Montag, 31 März 2014 13:51

Freie Wähler plädieren für Realismus in der Museumspolitik

In Köln sind wieder große Würfe angesagt. Wer nicht mit werfen will, ist schnell als Nörgler und Bedenkenträger abgestempelt. Den neuesten großen Wurf hat fast Alt-OB Jürgen Roters beim traditionellen "Herrenessen" im Stadtmuseum getätigt. Dessen Betrieb im maroden Zeughaus soll auf den Roncalli-Platz an den Dom verlegt werden. Dort könnte unmittelbar neben dem Römisch-Germanischen Museum, wo derzeit noch das abzureißende Kurienhaus der katholischen Kirche steht, ein gemeinsamer Komplex für beide historischen Museen entstehen. Die Finanzmittel für das Projekt stehen nach Angaben des OB ebenfalls bereit: die im Haushalt veranschlagten 27 Mio. Euro für die Renovierung des Stadtmuseums sollen die Kosten für den Neubau decken.

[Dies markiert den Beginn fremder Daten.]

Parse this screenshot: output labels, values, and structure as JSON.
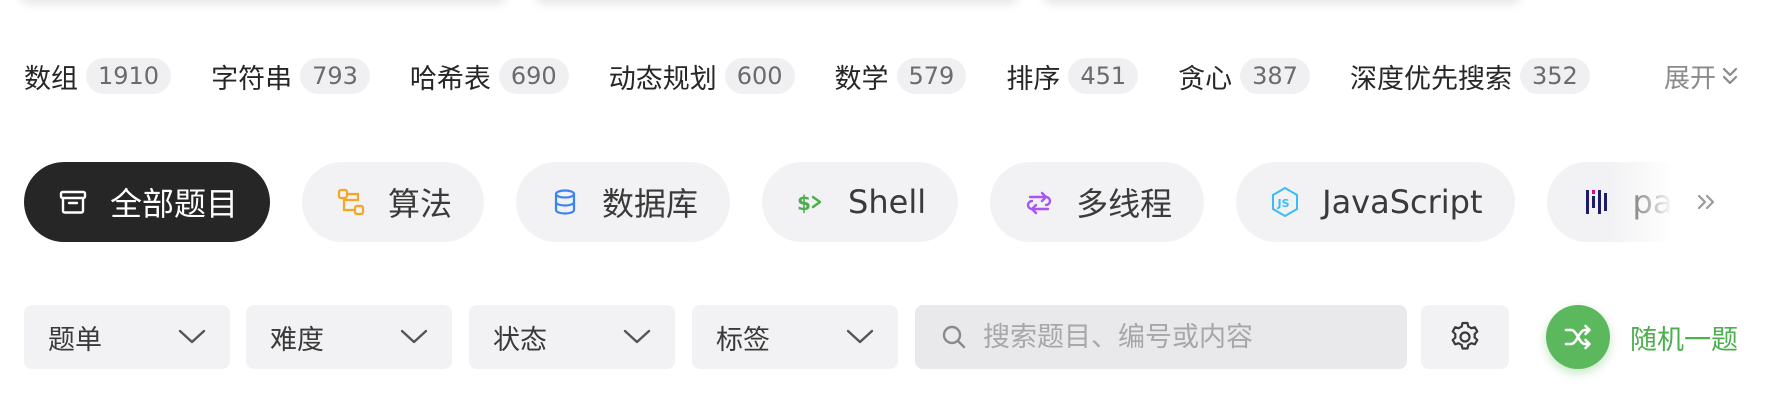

"An dieser Stelle wird es Zeit, ein wenig Realismus vom Oberbürgermeister einzufordern, auch wenn man Visionen nicht wie Altkanzler Helmut Schmidt beurteilen will", sagt Ratsmitglied Andreas Henseler von den Freien Wählern Köln. Darüber hinaus stellt er fest: "

  1. Wir leben in einer Stadt, in der ein Neubau einer blöden Holzbrücke über den Aachener Weiher am Museum für Ostasiatische Kunst schlappe 10 Jahre dauert.

  2. Die Probleme bei den Kulturbauten der Stadt sind immens -

    • der in Ausführung befindliche Neubau des Opern- und Schauspielhauses ist zwar im Zeitplan, hat aber das Finanzpolster von 20 Mio. Euro für Unvorhergesehenes bereits aufgebraucht;

    • für den geplanten Neubau des Stadtarchivs musste aus Kostengründen auf die ursprünglich geplante Unterbringung der Kunst- und Museumsbibliothek verzichtet werden;

    • das Projekt Archäologische Zone/Jüdisches Museum ist allein durch die Überschreitung der Grabungskosten um ca. 5 Mio. und eine weitere Umplanung in einem Zustand, der es der Verwaltung z. Zt. nach eigenen Angaben nicht möglich macht, die Gesamtkosten zu beziffern;

    • der in Aussicht genommene Erweiterungsbau des Wallraf-Richartz-Museums auf dem Kutz-Gelände, der gemäß Verwaltungsvorschlag durch einen Investor realisiert werden soll, um später von der Stadt gekauft zu werden, ist für die notwendigen Umbauten im Altbau und beim Verbindungstunnel zwischen beiden Häusern überhaupt nicht "eingepreist";

    • Im Rautenstrauch-Joest-Museum am Neumarkt schieben Mitarbeiter Brandwache, weil die Sprinkler-Anlage drei Jahre nach Betriebsaufnahme erneuert werden muss. Gleichzeitig ist das alte Gebäude am Ubierring immer noch nicht geräumt und der Depotbestand vom Pilz befallen.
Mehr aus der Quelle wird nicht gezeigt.